Amnesty International argued that the arrest and "subsequent retaliatory criminal charges" against Warren are "an unjust criminalization of direct humanitarian assistance," that run counter to Border Patrol policies.  

"No one should die while attempting to migrate, and no one deserves to be punished for working to prevent those deaths. We call on you to immediately drop all the charges against Dr. Warren," Amnesty International wrote. 

Meanwhile, a national survey completed in August by Chris Zepeda-Millián, an associate professor of public policy at UCLA, and Sophia Jordán Wallace, an associate professor of political science at the University of Washington, asked more than 1,500 adults, "Do you agree or disagree that it should be a crime for people to offer humanitarian aid, such as water or first-aid, to undocumented immigrants crossing the desert along the U.S.-Mexico border?" 

Nearly 87 percent of respondents said that they either strongly or somewhat disagreed with the question, with around 71 percent saying they "strongly disagreed" that it should be crime to offer humanitarian aid. 

Moreover, the survey asked for people to identify themselves by political party, and among Republicans, nearly 39 percent said they "strongly disagreed" with the statement, while around 32 percent said they somewhat disagreed. 

This means that around 69 percent of Republicans, "disagree that this type of border humanitarian aid should be criminalized," Zepeda-Millián said. "Overall, our findings suggest that the vast majority of Americans, including the vast majority of Republicans, do not support the criminalization of the type of work that No More Deaths and Scott Warren do," he said. 

The Unitarian Universalist Church of Tucson — which hosts NMD as one of its "ministries" — has called on religious leaders to "flood the courtroom" on Wednesday Nov. 20, echoing a similar effort during the first trial when around 100 faith leaders sat in the courtroom as the jury heard testimony.

During a press call, Rev.
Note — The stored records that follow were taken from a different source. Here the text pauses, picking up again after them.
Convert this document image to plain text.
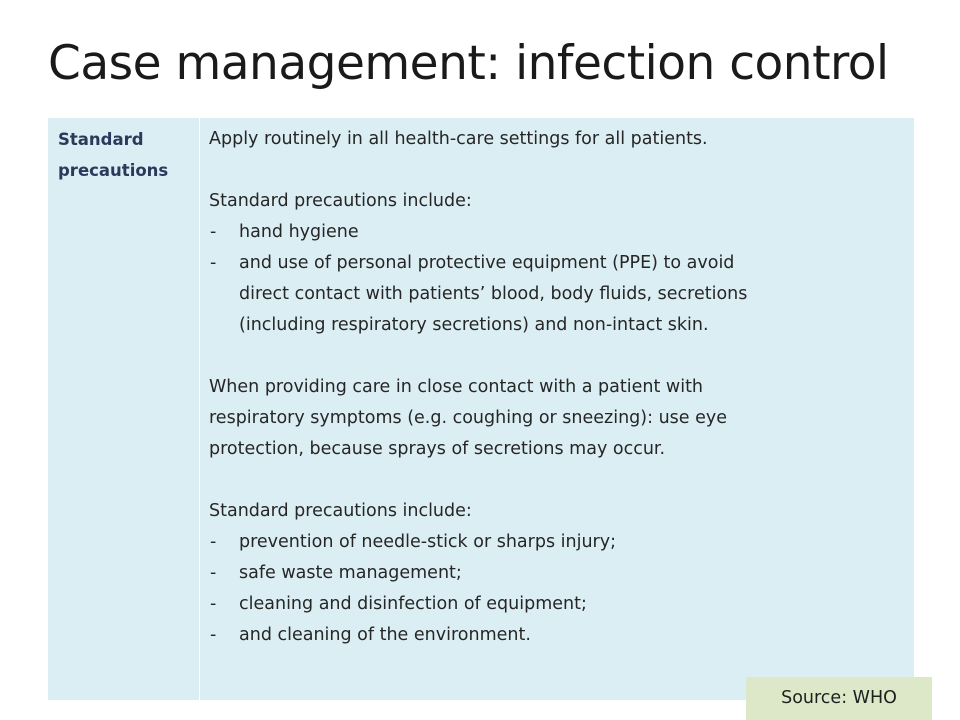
Case management: infection control
Standard
precautions

Apply routinely in all health-care settings for all patients.

Standard precautions include:

- hand hygiene

- and use of personal protective equipment (PPE) to avoid

direct contact with patients’ blood, body fluids, secretions

(including respiratory secretions) and non-intact skin.

When providing care in close contact with a patient with

respiratory symptoms (e.g. coughing or sneezing): use eye

protection, because sprays of secretions may occur.

Standard precautions include:

- prevention of needle-stick or sharps injury;
- safe waste management;
- cleaning and disinfection of equipment;
- and cleaning of the environment.
Source: WHO
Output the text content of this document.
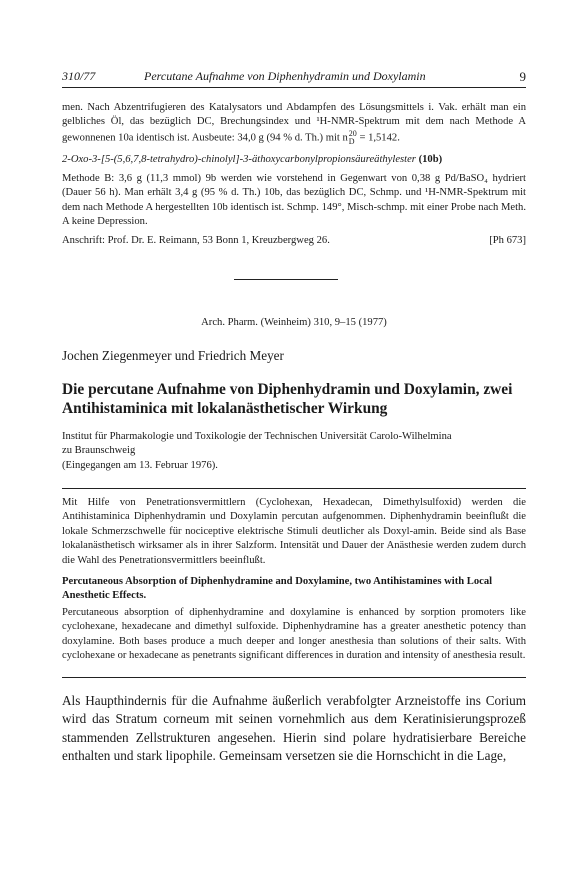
310/77	Percutane Aufnahme von Diphenhydramin und Doxylamin	9
men. Nach Abzentrifugieren des Katalysators und Abdampfen des Lösungsmittels i. Vak. erhält man ein gelbliches Öl, das bezüglich DC, Brechungsindex und ¹H-NMR-Spektrum mit dem nach Methode A gewonnenen 10a identisch ist. Ausbeute: 34,0 g (94 % d. Th.) mit n 20
D = 1,5142.
2-Oxo-3-[5-(5,6,7,8-tetrahydro)-chinolyl]-3-äthoxycarbonylpropionsäureäthylester (10b)
Methode B: 3,6 g (11,3 mmol) 9b werden wie vorstehend in Gegenwart von 0,38 g Pd/BaSO₄ hydriert (Dauer 56 h). Man erhält 3,4 g (95 % d. Th.) 10b, das bezüglich DC, Schmp. und ¹H-NMR-Spektrum mit dem nach Methode A hergestellten 10b identisch ist. Schmp. 149°, Misch-schmp. mit einer Probe nach Meth. A keine Depression.
Anschrift: Prof. Dr. E. Reimann, 53 Bonn 1, Kreuzbergweg 26.	[Ph 673]
Arch. Pharm. (Weinheim) 310, 9–15 (1977)
Jochen Ziegenmeyer und Friedrich Meyer
Die percutane Aufnahme von Diphenhydramin und Doxylamin, zwei Antihistaminica mit lokalanästhetischer Wirkung
Institut für Pharmakologie und Toxikologie der Technischen Universität Carolo-Wilhelmina
zu Braunschweig
(Eingegangen am 13. Februar 1976).
Mit Hilfe von Penetrationsvermittlern (Cyclohexan, Hexadecan, Dimethylsulfoxid) werden die Antihistaminica Diphenhydramin und Doxylamin percutan aufgenommen. Diphenhydramin beeinflußt die lokale Schmerzschwelle für nociceptive elektrische Stimuli deutlicher als Doxyl-amin. Beide sind als Base lokalanästhetisch wirksamer als in ihrer Salzform. Intensität und Dauer der Anästhesie werden zudem durch die Wahl des Penetrationsvermittlers beeinflußt.
Percutaneous Absorption of Diphenhydramine and Doxylamine, two Antihistamines with Local Anesthetic Effects.
Percutaneous absorption of diphenhydramine and doxylamine is enhanced by sorption promoters like cyclohexane, hexadecane and dimethyl sulfoxide. Diphenhydramine has a greater anesthetic potency than doxylamine. Both bases produce a much deeper and longer anesthesia than solutions of their salts. With cyclohexane or hexadecane as penetrants significant differences in duration and intensity of anesthesia result.
Als Haupthindernis für die Aufnahme äußerlich verabfolgter Arzneistoffe ins Corium wird das Stratum corneum mit seinen vornehmlich aus dem Keratinisierungsprozeß stammenden Zellstrukturen angesehen. Hierin sind polare hydratisierbare Bereiche enthalten und stark lipophile. Gemeinsam versetzen sie die Hornschicht in die Lage,
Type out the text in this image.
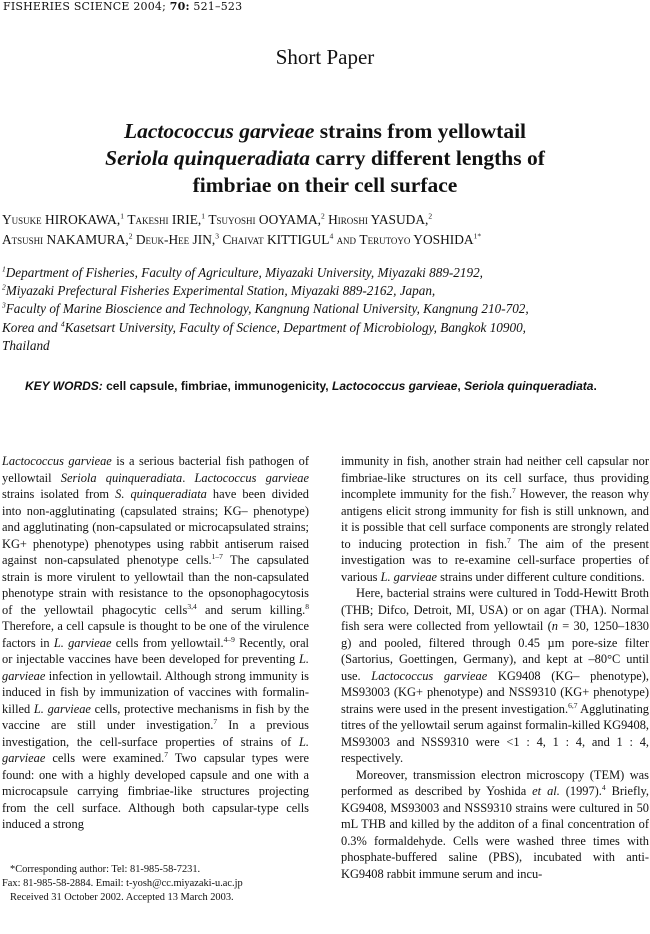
FISHERIES SCIENCE 2004; 70: 521–523
Short Paper
Lactococcus garvieae strains from yellowtail
Seriola quinqueradiata carry different lengths of
fimbriae on their cell surface
Yusuke HIROKAWA,$^1$ Takeshi IRIE,$^1$ Tsuyoshi OOYAMA,$^2$ Hiroshi YASUDA,$^2$
Atsushi NAKAMURA,$^2$ Deuk-Hee JIN,$^3$ Chaivat KITTIGUL$^4$ and Terutoyo $YOSHIDA^{1*}$
$^1$Department of Fisheries, Faculty of Agriculture, Miyazaki University, Miyazaki 889-2192,
$^2$Miyazaki Prefectural Fisheries Experimental Station, Miyazaki 889-2162, Japan,
$^3$Faculty of Marine Bioscience and Technology, Kangnung National University, Kangnung 210-702,
Korea and $^4$Kasetsart University, Faculty of Science, Department of Microbiology, Bangkok 10900,
Thailand
KEY WORDS: cell capsule, fimbriae, immunogenicity, Lactococcus garvieae, Seriola quinqueradiata.

Lactococcus garvieae is a serious bacterial fish pathogen of yellowtail Seriola quinqueradiata. Lactococcus garvieae strains isolated from S. quinqueradiata have been divided into non-agglutinating (capsulated strains; KG– phenotype) and agglutinating (non-capsulated or microcapsulated strains; KG+ phenotype) phenotypes using rabbit antiserum raised against non-capsulated phenotype cells.$^{1-7}$ The capsulated strain is more virulent to yellowtail than the non-capsulated phenotype strain with resistance to the opsonophagocytosis of the yellowtail phagocytic cells$^{3,4}$ and serum killing.$^8$ Therefore, a cell capsule is thought to be one of the virulence factors in L. garvieae cells from yellowtail.$^{4-9}$ Recently, oral or injectable vaccines have been developed for preventing L. garvieae infection in yellowtail. Although strong immunity is induced in fish by immunization of vaccines with formalin-killed L. garvieae cells, protective mechanisms in fish by the vaccine are still under investigation.$^7$ In a previous investigation, the cell-surface properties of strains of L. garvieae cells were examined.$^7$ Two capsular types were found: one with a highly developed capsule and one with a microcapsule carrying fimbriae-like structures projecting from the cell surface. Although both capsular-type cells induced a strong

immunity in fish, another strain had neither cell capsular nor fimbriae-like structures on its cell surface, thus providing incomplete immunity for the fish.$^7$ However, the reason why antigens elicit strong immunity for fish is still unknown, and it is possible that cell surface components are strongly related to inducing protection in fish.$^7$ The aim of the present investigation was to re-examine cell-surface properties of various L. garvieae strains under different culture conditions.

Here, bacterial strains were cultured in Todd-Hewitt Broth (THB; Difco, Detroit, MI, USA) or on agar (THA). Normal fish sera were collected from yellowtail (n = 30, 1250–1830 g) and pooled, filtered through 0.45 µm pore-size filter (Sartorius, Goettingen, Germany), and kept at –80°C until use. Lactococcus garvieae KG9408 (KG– phenotype), MS93003 (KG+ phenotype) and NSS9310 (KG+ phenotype) strains were used in the present investigation.$^{6,7}$ Agglutinating titres of the yellowtail serum against formalin-killed KG9408, MS93003 and NSS9310 were <1 : 4, 1 : 4, and 1 : 4, respectively.

Moreover, transmission electron microscopy (TEM) was performed as described by Yoshida et al. (1997).$^4$ Briefly, KG9408, MS93003 and NSS9310 strains were cultured in 50 mL THB and killed by the additon of a final concentration of 0.3% formaldehyde. Cells were washed three times with phosphate-buffered saline (PBS), incubated with anti-KG9408 rabbit immune serum and incu-

*Corresponding author: Tel: 81-985-58-7231.
Fax: 81-985-58-2884. Email: t-yosh@cc.miyazaki-u.ac.jp
Received 31 October 2002. Accepted 13 March 2003.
Kathleen McTigue, the director of activism and justice education at the Unitarian Universalist Service Committee, argued that Warren's prosecution might violate doctrines of faith. "Humanitarian aid is never a crime, and people of faith have the right to act on their conscience—especially in the face of lethal conditions where people can lose their lives." 

UUSC's primary focus is on Central America, she said, and the group works to make it safe for people who want to stay at home, for people who travel along the migrant trail, and the group supports the "right of asylum" and "safe migration into the U.S." 

Even as Warren's fate has remained in doubt, in mid-August the Ajo Samaritans opened up a new aid office near the unincorporated town's main plaza, designed to provide "care and life-giving aid." 

"Ajo residents have a long tradition of offering aid to travelers in the desert, dating back generations," the group said. "Every day, migrants arrive to the town of Ajo, the neighboring community of Why, or a village on the nearby Tohono O'odham Reservation and ask for life-saving food or water." 

The aid group noted the the towns and villages are the only places of respite in the remote west desert of Arizona, and that people have to cross through up to 80 miles of desert, sometimes in over 110 degree weather. This journey takes days, if not weeks, they said, and "It is impossible to carry the amount of water you need to survive." 

The aid office opened on what the group called the "hottest and deadliest time of the year for migrants crossing the desert," noting that since Warren's 2018 arrest, at least 99 sets of remains had been recovered in the Ajo area.

The trial will continue on Wednesday starting at 9:30 a.m. and is expected to continue through Friday, Nov. 22. 

Correction: Due to a typo, an earlier version of this story incorrectly reported the gender breakdown of the jury.